Бурлак перестал есть и тоскливо поглядывал на дверь.
– Некоторые уехали, – сказал киевлянин, – и оставили собак. Собаки ничего, выживают.
– Не мутируют?
– Нет, собаки не мутируют. На собак вообще не очень действует радиация. Вот вы знаете, в Америке есть Йеллоустонский заповедник? Он обязательно взорвется рано или поздно, там очень тонкий слой земли, всей Америки тогда не будет. Половины уж точно не будет, – пообещал он с мрачным удовлетворением. – И там огромная радиация, страшная радиация. Там видели таких муравьев, совершенно белых! Альбиносные муравьи. Вследствие облучения. Там облучение идет непосредственно из-под земли, поскольку очень тонкий слой. Исключительно тонкий. И там снимали белых муравьев, нелетающих, но крылатых. Поведение их было крайне нетипичное.
– В каком смысле нетипичное?
– Ну нетипичное, понимаете? – сказал он, медленно закипая. – В том смысле, что они вели себя не так, как типичные муравьи.
Бурлак совсем позеленел, и я, надо думать, выглядел не лучше.
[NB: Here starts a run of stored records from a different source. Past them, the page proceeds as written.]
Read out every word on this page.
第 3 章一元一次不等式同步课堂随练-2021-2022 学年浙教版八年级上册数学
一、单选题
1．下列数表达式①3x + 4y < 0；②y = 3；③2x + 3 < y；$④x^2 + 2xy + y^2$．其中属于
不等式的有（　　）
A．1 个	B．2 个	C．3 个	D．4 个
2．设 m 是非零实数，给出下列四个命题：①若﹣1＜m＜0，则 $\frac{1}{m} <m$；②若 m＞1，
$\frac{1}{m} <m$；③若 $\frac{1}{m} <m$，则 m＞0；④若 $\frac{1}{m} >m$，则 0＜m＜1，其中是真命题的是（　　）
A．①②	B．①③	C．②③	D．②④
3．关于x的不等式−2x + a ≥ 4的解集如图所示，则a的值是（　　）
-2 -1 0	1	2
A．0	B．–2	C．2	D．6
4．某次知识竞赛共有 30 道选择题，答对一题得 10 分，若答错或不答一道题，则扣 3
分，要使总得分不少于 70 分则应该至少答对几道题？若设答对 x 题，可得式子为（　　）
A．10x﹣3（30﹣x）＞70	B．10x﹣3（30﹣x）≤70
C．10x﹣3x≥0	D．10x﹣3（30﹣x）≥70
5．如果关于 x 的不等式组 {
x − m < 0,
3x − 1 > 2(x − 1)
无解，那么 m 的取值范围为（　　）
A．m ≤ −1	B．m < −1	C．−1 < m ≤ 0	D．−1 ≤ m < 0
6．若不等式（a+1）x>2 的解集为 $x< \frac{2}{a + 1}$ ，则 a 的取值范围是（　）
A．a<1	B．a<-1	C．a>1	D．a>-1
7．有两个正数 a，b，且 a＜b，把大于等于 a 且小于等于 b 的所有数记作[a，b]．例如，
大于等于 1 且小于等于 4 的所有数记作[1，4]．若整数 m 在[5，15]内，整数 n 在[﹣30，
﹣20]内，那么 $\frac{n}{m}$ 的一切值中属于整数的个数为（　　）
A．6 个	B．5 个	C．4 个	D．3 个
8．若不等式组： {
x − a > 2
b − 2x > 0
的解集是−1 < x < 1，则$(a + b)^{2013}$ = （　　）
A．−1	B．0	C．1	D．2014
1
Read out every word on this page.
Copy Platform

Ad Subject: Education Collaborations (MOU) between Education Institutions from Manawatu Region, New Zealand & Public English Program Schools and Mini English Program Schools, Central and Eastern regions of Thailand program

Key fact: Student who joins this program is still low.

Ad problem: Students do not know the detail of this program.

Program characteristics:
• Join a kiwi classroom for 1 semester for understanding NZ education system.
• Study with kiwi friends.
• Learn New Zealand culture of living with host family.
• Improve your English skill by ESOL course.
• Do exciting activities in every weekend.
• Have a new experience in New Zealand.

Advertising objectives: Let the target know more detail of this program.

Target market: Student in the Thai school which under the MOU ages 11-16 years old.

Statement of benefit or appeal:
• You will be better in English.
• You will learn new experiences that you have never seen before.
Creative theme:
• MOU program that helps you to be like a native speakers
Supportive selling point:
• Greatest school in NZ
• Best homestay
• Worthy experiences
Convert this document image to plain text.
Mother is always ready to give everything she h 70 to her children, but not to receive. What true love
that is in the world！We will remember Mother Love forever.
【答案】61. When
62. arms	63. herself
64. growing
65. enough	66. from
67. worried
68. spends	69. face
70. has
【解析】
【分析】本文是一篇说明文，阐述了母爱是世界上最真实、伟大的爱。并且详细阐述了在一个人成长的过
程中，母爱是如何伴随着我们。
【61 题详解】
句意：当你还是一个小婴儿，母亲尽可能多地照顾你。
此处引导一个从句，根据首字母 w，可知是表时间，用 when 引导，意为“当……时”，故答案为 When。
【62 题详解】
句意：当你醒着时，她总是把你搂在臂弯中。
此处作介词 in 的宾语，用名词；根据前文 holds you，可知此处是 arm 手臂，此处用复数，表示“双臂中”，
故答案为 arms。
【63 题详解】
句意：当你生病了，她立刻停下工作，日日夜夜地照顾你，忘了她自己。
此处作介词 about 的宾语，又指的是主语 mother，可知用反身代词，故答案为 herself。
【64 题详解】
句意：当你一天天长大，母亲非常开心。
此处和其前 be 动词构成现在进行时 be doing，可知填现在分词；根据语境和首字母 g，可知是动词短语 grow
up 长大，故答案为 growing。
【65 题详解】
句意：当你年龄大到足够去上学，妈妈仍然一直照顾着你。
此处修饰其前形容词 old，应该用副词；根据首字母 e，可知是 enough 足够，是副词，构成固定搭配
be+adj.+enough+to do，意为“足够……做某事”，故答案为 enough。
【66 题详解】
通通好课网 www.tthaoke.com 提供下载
– И вот собаки, – продолжал он. – Там тоже страшно много брошенных собак. Потому что хозяева приезжают, не задумываясь. Собака там бегает по заповеднику, убегает. Искать ее им некогда, так? Их пребывание там ограниченно. Уик-энд, как бы сказать, и они там не могут задерживаться. И они уезжают, а собаки остаются бегать. Не отмечено никаких патологий в поведении собак, то есть радиацию они переносят спокойно.
– Ну хорошо, – спросила Машка, надеясь уйти от этой скользкой темы. – А какие-то фрукты здесь растут, ягоды?
– Ягоды так называемого ночного сбора растут здесь довольно хорошо, – сказал энтомолог. – Но, как вы понимаете, возможен только ночной сбор. Дневной опасен.
– А что, днем сильнее радиация? – доверчиво спросила Машка. – Они бывают как бы облучены?
– Ну, это не совсем так, – уклончиво отвечал хозяин. – Мы не можем, знаете, как эти: радиация, не радиация… Что, собственно, они замеряют? Какой, собственно, полураспад? Если стронций, то это уже совершенно другое дело. А если рубидий, то я вообще не стал бы, так сказать… но вы понимаете, мы не можем в это вдаваться. Есть некоторые люди, которые в это вдавались, и их потом, как вы понимаете, уже не могли найти.
В эту секунду случился эффект, который в любом фильме ужасов показался бы дурновкусием, но что-то черное ударилось в окно и улетело. Все, кроме петербурженки, подпрыгнули.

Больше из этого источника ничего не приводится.